Lubar’s affiliation with the Morris began when he very young.
“I came here as a kid with my parents,” he said, “and I remember playing on the porch of the old Compton mansion.” He ended up working at the Morris every summer during college—mowing, staffing the entrance gate, feeding the swans, and taking people on tours.
Eventually he got a job working with former Arboricultural Consultant and Educator A. William Graham Jr. and calls him a great mentor. “He taught me everything he knew. And he was very, very patient in teaching me how to write professional reports. And he motivated me to join the ISA (International Society of Arboriculture) and then to join the American Society of Consulting Arborists, get my certification and develop my skills, and make this into a career.” Lubar assumed Graham’s role in 2006.

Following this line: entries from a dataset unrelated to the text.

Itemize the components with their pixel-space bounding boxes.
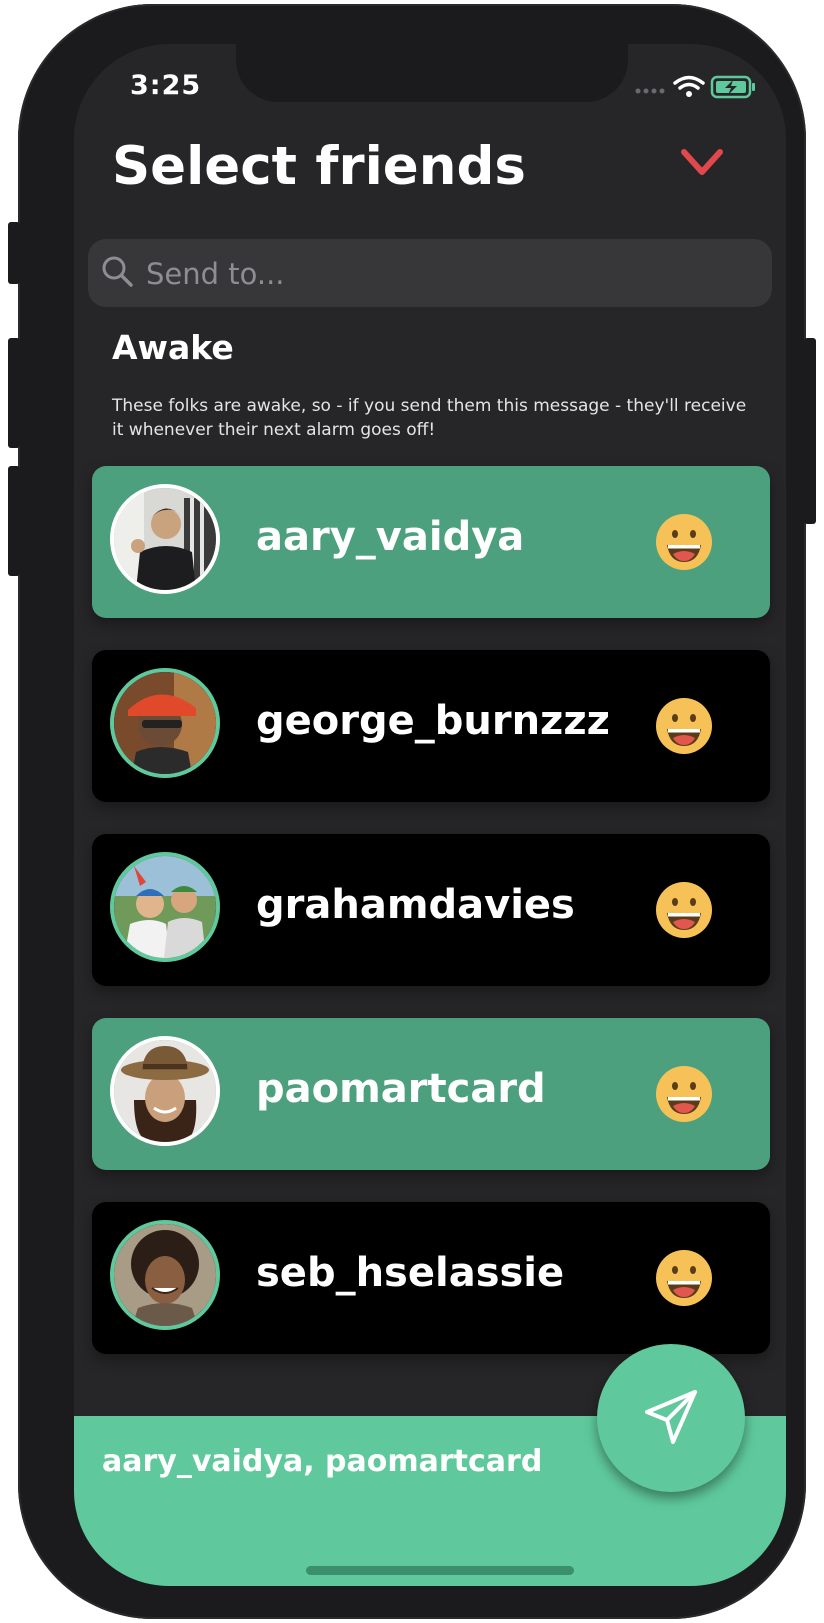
wifi-icon bbox=[673, 75, 705, 90]
app-screen: 3:25 Select friends Send to... Awake The… bbox=[74, 44, 786, 1586]
side-button-silent bbox=[8, 222, 20, 284]
section-title: Awake bbox=[112, 328, 234, 367]
grinning-face-emoji-icon bbox=[654, 512, 714, 576]
friend-row-grahamdavies[interactable]: grahamdavies bbox=[92, 834, 770, 986]
paper-plane-icon bbox=[643, 1388, 699, 1452]
chevron-down-icon[interactable] bbox=[680, 148, 724, 182]
avatar bbox=[110, 1220, 220, 1330]
side-button-power bbox=[804, 338, 816, 524]
selected-recipients-text: aary_vaidya, paomartcard bbox=[102, 1444, 543, 1479]
avatar bbox=[110, 484, 220, 594]
friend-username: grahamdavies bbox=[256, 882, 575, 928]
friend-row-seb-hselassie[interactable]: seb_hselassie bbox=[92, 1202, 770, 1354]
friend-username: aary_vaidya bbox=[256, 514, 525, 560]
grinning-face-emoji-icon bbox=[654, 1248, 714, 1312]
send-button[interactable] bbox=[597, 1344, 745, 1492]
side-button-volume-up bbox=[8, 338, 20, 448]
friend-username: george_burnzzz bbox=[256, 698, 610, 744]
cellular-signal-icon bbox=[635, 88, 665, 94]
search-icon bbox=[101, 255, 135, 293]
avatar bbox=[110, 668, 220, 778]
phone-frame: 3:25 Select friends Send to... Awake The… bbox=[8, 4, 816, 1619]
avatar bbox=[110, 1036, 220, 1146]
friend-username: seb_hselassie bbox=[256, 1250, 565, 1296]
friend-row-aary-vaidya[interactable]: aary_vaidya bbox=[92, 466, 770, 618]
notch bbox=[236, 44, 628, 102]
grinning-face-emoji-icon bbox=[654, 880, 714, 944]
battery-charging-icon bbox=[710, 75, 755, 99]
side-button-volume-down bbox=[8, 466, 20, 576]
friend-row-paomartcard[interactable]: paomartcard bbox=[92, 1018, 770, 1170]
status-time: 3:25 bbox=[130, 70, 202, 101]
search-input[interactable] bbox=[144, 247, 748, 301]
page-title: Select friends bbox=[112, 136, 526, 197]
search-bar[interactable] bbox=[88, 239, 772, 307]
friend-row-george-burnzzz[interactable]: george_burnzzz bbox=[92, 650, 770, 802]
home-indicator[interactable] bbox=[306, 1566, 574, 1575]
section-description: These folks are awake, so - if you send … bbox=[112, 396, 747, 440]
grinning-face-emoji-icon bbox=[654, 696, 714, 760]
avatar bbox=[110, 852, 220, 962]
grinning-face-emoji-icon bbox=[654, 1064, 714, 1128]
friend-username: paomartcard bbox=[256, 1066, 546, 1112]
status-icons bbox=[634, 74, 758, 104]
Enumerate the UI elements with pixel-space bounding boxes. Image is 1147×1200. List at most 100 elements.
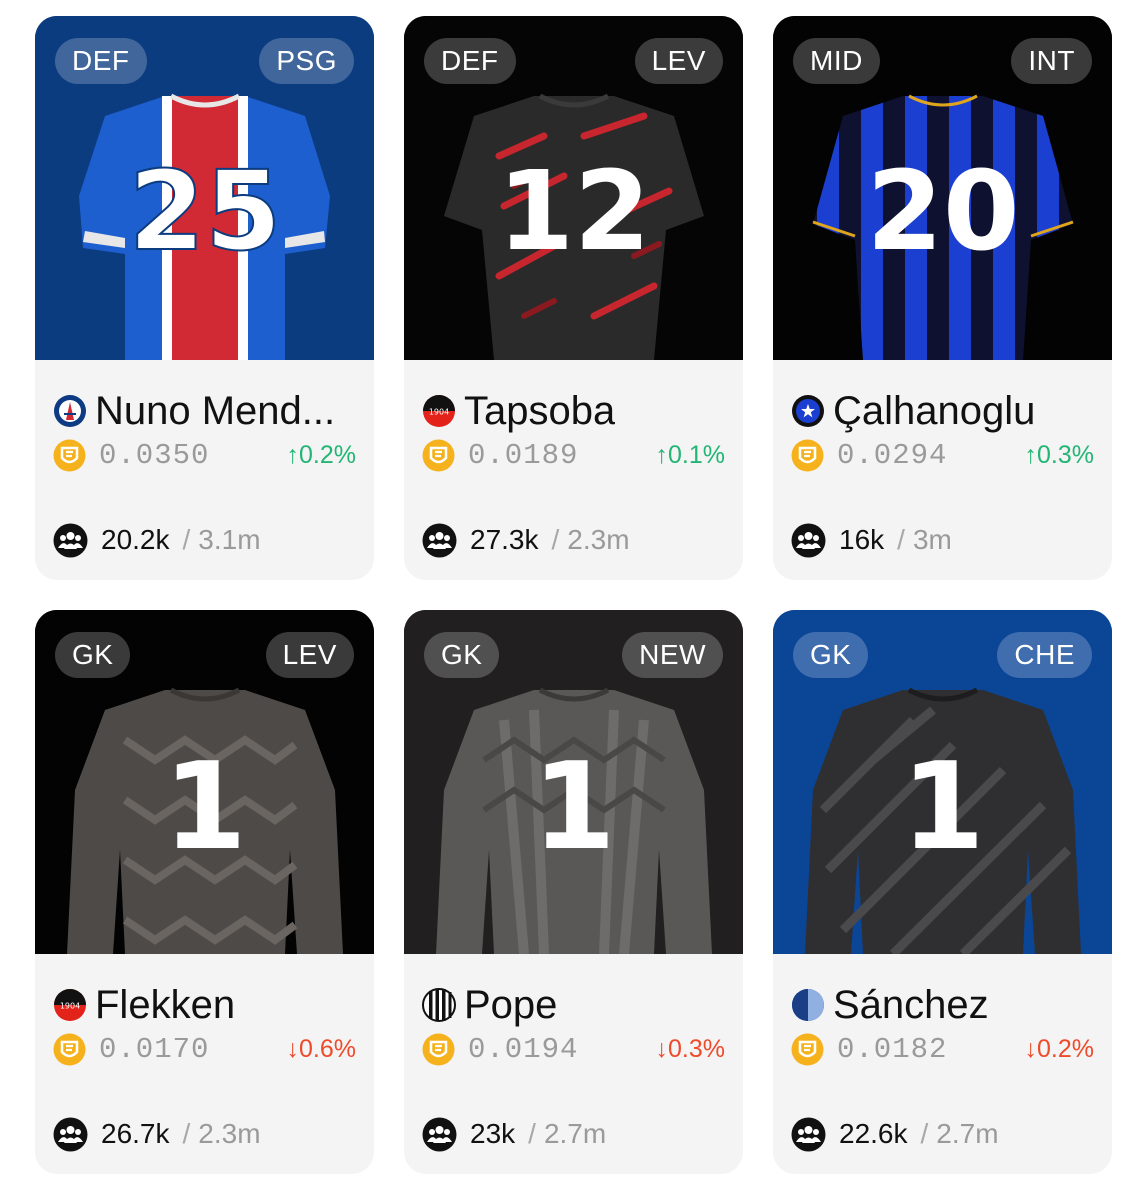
position-badge: GK xyxy=(55,632,131,678)
shirt-number: 1 xyxy=(532,738,616,877)
fans-row: 23k / 2.7m xyxy=(422,1114,725,1154)
fans-row: 22.6k / 2.7m xyxy=(791,1114,1094,1154)
player-name: Nuno Mend... xyxy=(95,389,336,433)
player-name: Pope xyxy=(464,983,558,1027)
change-value: 0.3% xyxy=(668,1035,725,1063)
price-row: 0.0189 ↑0.1% xyxy=(422,437,725,475)
community-icon xyxy=(791,1117,826,1151)
price-row: 0.0194 ↓0.3% xyxy=(422,1031,725,1069)
community-icon xyxy=(53,523,88,557)
community-icon xyxy=(791,523,826,557)
fans-total: 3.1m xyxy=(198,524,261,555)
separator: / xyxy=(182,1118,191,1149)
change-value: 0.6% xyxy=(299,1035,356,1063)
fans-total: 2.7m xyxy=(543,1118,607,1149)
price-row: 0.0350 ↑0.2% xyxy=(53,437,356,475)
player-card[interactable]: 1 GK LEV 1904 Flekken 0.0170 ↓0.6% 26.7k… xyxy=(35,610,374,1174)
fans-count: 16k xyxy=(839,524,885,555)
price-change: ↑0.1% xyxy=(656,441,725,470)
card-info: 1904 Flekken 0.0170 ↓0.6% 26.7k / 2.3m xyxy=(35,954,374,1174)
fans-total: 2.7m xyxy=(936,1118,999,1149)
card-info: Nuno Mend... 0.0350 ↑0.2% 20.2k / 3.1m xyxy=(35,360,374,580)
jersey-image: 1 GK NEW xyxy=(404,610,743,954)
leverkusen-1904-logo-icon: 1904 xyxy=(54,989,86,1021)
club-badge: LEV xyxy=(265,632,354,678)
player-name: Sánchez xyxy=(833,983,989,1027)
shirt-number: 1 xyxy=(163,738,247,877)
fans-count: 23k xyxy=(470,1118,516,1149)
coin-icon xyxy=(422,439,455,472)
arrow-up-icon: ↑ xyxy=(1024,441,1038,469)
player-name: Çalhanoglu xyxy=(833,389,1036,433)
leverkusen-1904-logo-icon: 1904 xyxy=(423,395,455,427)
fans-row: 20.2k / 3.1m xyxy=(53,520,356,560)
chelsea-half-moon-logo-icon xyxy=(792,989,824,1021)
name-row: Sánchez xyxy=(791,983,1102,1027)
inter-star-logo-icon xyxy=(792,395,824,427)
player-card[interactable]: 20 MID INT Çalhanoglu 0.0294 ↑0.3% 16k /… xyxy=(773,16,1112,580)
name-row: Nuno Mend... xyxy=(53,389,364,433)
shirt-number: 20 xyxy=(866,147,1019,275)
position-badge: DEF xyxy=(424,38,516,84)
arrow-up-icon: ↑ xyxy=(286,441,300,469)
card-info: 1904 Tapsoba 0.0189 ↑0.1% 27.3k / 2.3m xyxy=(404,360,743,580)
coin-icon xyxy=(53,1033,86,1066)
name-row: Çalhanoglu xyxy=(791,389,1102,433)
player-card[interactable]: 25 DEF PSG Nuno Mend... 0.0350 ↑0.2% 20.… xyxy=(35,16,374,580)
price-row: 0.0182 ↓0.2% xyxy=(791,1031,1094,1069)
club-badge: NEW xyxy=(622,632,723,678)
player-name: Flekken xyxy=(95,983,236,1027)
newcastle-stripes-logo-icon xyxy=(422,988,456,1022)
coin-icon xyxy=(791,1033,824,1066)
separator: / xyxy=(182,524,191,555)
community-icon xyxy=(53,1117,88,1151)
position-badge: DEF xyxy=(55,38,147,84)
fans-count: 22.6k xyxy=(839,1118,908,1149)
coin-icon xyxy=(53,439,86,472)
community-icon xyxy=(422,1117,457,1151)
separator: / xyxy=(897,524,905,555)
jersey-image: 1 GK LEV xyxy=(35,610,374,954)
price-change: ↓0.2% xyxy=(1025,1035,1094,1064)
jersey-image: 12 DEF LEV xyxy=(404,16,743,360)
club-badge: INT xyxy=(1011,38,1092,84)
separator: / xyxy=(551,524,560,555)
shirt-number: 1 xyxy=(901,738,985,877)
change-value: 0.3% xyxy=(1037,441,1094,469)
price-value: 0.0350 xyxy=(99,439,210,472)
fans-total: 2.3m xyxy=(198,1118,261,1149)
fans-row: 26.7k / 2.3m xyxy=(53,1114,356,1154)
separator: / xyxy=(920,1118,929,1149)
price-row: 0.0294 ↑0.3% xyxy=(791,437,1094,475)
price-value: 0.0294 xyxy=(837,439,948,472)
club-badge: LEV xyxy=(634,38,723,84)
psg-eiffel-logo-icon xyxy=(54,395,86,427)
card-info: Sánchez 0.0182 ↓0.2% 22.6k / 2.7m xyxy=(773,954,1112,1174)
price-value: 0.0170 xyxy=(99,1033,210,1066)
community-icon xyxy=(422,523,457,557)
fans-row: 27.3k / 2.3m xyxy=(422,520,725,560)
jersey-image: 1 GK CHE xyxy=(773,610,1112,954)
price-change: ↑0.3% xyxy=(1025,441,1094,470)
player-card[interactable]: 12 DEF LEV 1904 Tapsoba 0.0189 ↑0.1% 27.… xyxy=(404,16,743,580)
fans-row: 16k / 3m xyxy=(791,520,1094,560)
fans-count: 26.7k xyxy=(101,1118,170,1149)
price-value: 0.0194 xyxy=(468,1033,579,1066)
position-badge: GK xyxy=(793,632,869,678)
price-change: ↓0.6% xyxy=(287,1035,356,1064)
arrow-down-icon: ↓ xyxy=(1024,1035,1038,1063)
svg-text:1904: 1904 xyxy=(429,408,449,417)
change-value: 0.1% xyxy=(668,441,725,469)
name-row: 1904 Tapsoba xyxy=(422,389,733,433)
player-card[interactable]: 1 GK NEW Pope 0.0194 ↓0.3% 23k / 2.7m xyxy=(404,610,743,1174)
separator: / xyxy=(528,1118,536,1149)
fans-count: 20.2k xyxy=(101,524,170,555)
player-card[interactable]: 1 GK CHE Sánchez 0.0182 ↓0.2% 22.6k / 2.… xyxy=(773,610,1112,1174)
jersey-image: 20 MID INT xyxy=(773,16,1112,360)
change-value: 0.2% xyxy=(1037,1035,1094,1063)
fans-total: 2.3m xyxy=(567,524,630,555)
coin-icon xyxy=(422,1033,455,1066)
jersey-image: 25 DEF PSG xyxy=(35,16,374,360)
name-row: Pope xyxy=(422,983,733,1027)
shirt-number: 12 xyxy=(497,147,650,275)
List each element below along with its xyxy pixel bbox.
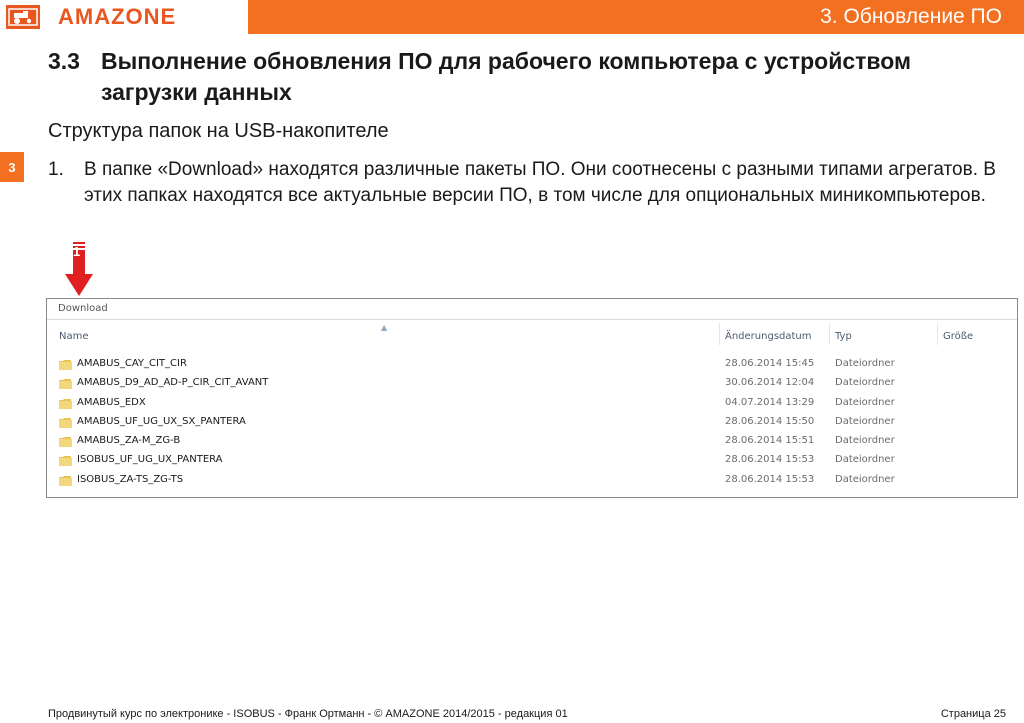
folder-type: Dateiordner — [835, 435, 895, 447]
folder-name: AMABUS_CAY_CIT_CIR — [77, 358, 187, 369]
breadcrumb-divider — [47, 319, 1017, 320]
folder-type: Dateiordner — [835, 454, 895, 466]
folder-row[interactable]: ISOBUS_UF_UG_UX_PANTERA 28.06.2014 15:53… — [47, 451, 1017, 470]
brand-name: AMAZONE — [58, 4, 177, 29]
folder-name: AMABUS_ZA-M_ZG-B — [77, 435, 181, 447]
step-number: 1. — [48, 159, 64, 180]
marker-label: 1 — [73, 244, 81, 259]
amazone-tractor-logo-icon — [6, 5, 40, 29]
folder-row[interactable]: AMABUS_D9_AD_AD-P_CIR_CIT_AVANT 30.06.20… — [47, 374, 1017, 393]
folder-name: AMABUS_D9_AD_AD-P_CIR_CIT_AVANT — [77, 377, 269, 389]
folder-icon — [59, 417, 72, 428]
folder-row[interactable]: ISOBUS_ZA-TS_ZG-TS 28.06.2014 15:53 Date… — [47, 471, 1017, 490]
folder-type: Dateiordner — [835, 396, 895, 408]
header-divider — [248, 34, 1024, 36]
chapter-title: 3. Обновление ПО — [820, 5, 1002, 28]
folder-date: 28.06.2014 15:51 — [725, 435, 815, 447]
folder-date: 28.06.2014 15:53 — [725, 454, 815, 466]
column-header-name[interactable]: Name — [59, 331, 89, 342]
folder-date: 28.06.2014 15:50 — [725, 415, 815, 427]
column-header-type[interactable]: Typ — [835, 331, 852, 342]
folder-icon — [59, 437, 72, 448]
folder-row[interactable]: AMABUS_EDX 04.07.2014 13:29 Dateiordner — [47, 394, 1017, 413]
subheading: Структура папок на USB-накопителе — [48, 120, 389, 142]
folder-type: Dateiordner — [835, 358, 895, 369]
folder-date: 28.06.2014 15:53 — [725, 473, 815, 485]
file-explorer: Download ▲ Name Änderungsdatum Typ Größe… — [46, 298, 1018, 498]
chapter-band: 3. Обновление ПО — [248, 0, 1024, 34]
folder-type: Dateiordner — [835, 415, 895, 427]
folder-date: 30.06.2014 12:04 — [725, 377, 815, 389]
footer-page-number: Страница 25 — [940, 708, 1006, 720]
folder-icon — [59, 475, 72, 486]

“Urban forestry is becoming very important,” Lubar said. “Thirty years ago, no one really knew what it was.” Lubar likes to call himself the Lorax, the Dr. Seuss character that warned of the consequences of not protecting our natural resources. “Trees provide so many benefits. They need to be considered in construction, in planting at your house. People and municipalities should be planting more trees of the right species in the right place in the right way.”
Lubar said he’ll still be working with trees in some capacity in retirement. He reflects fondly on his many years at the Morris.
“It’s amazing to see the evolution of the arboretum, and I’m very happy to have worked here.”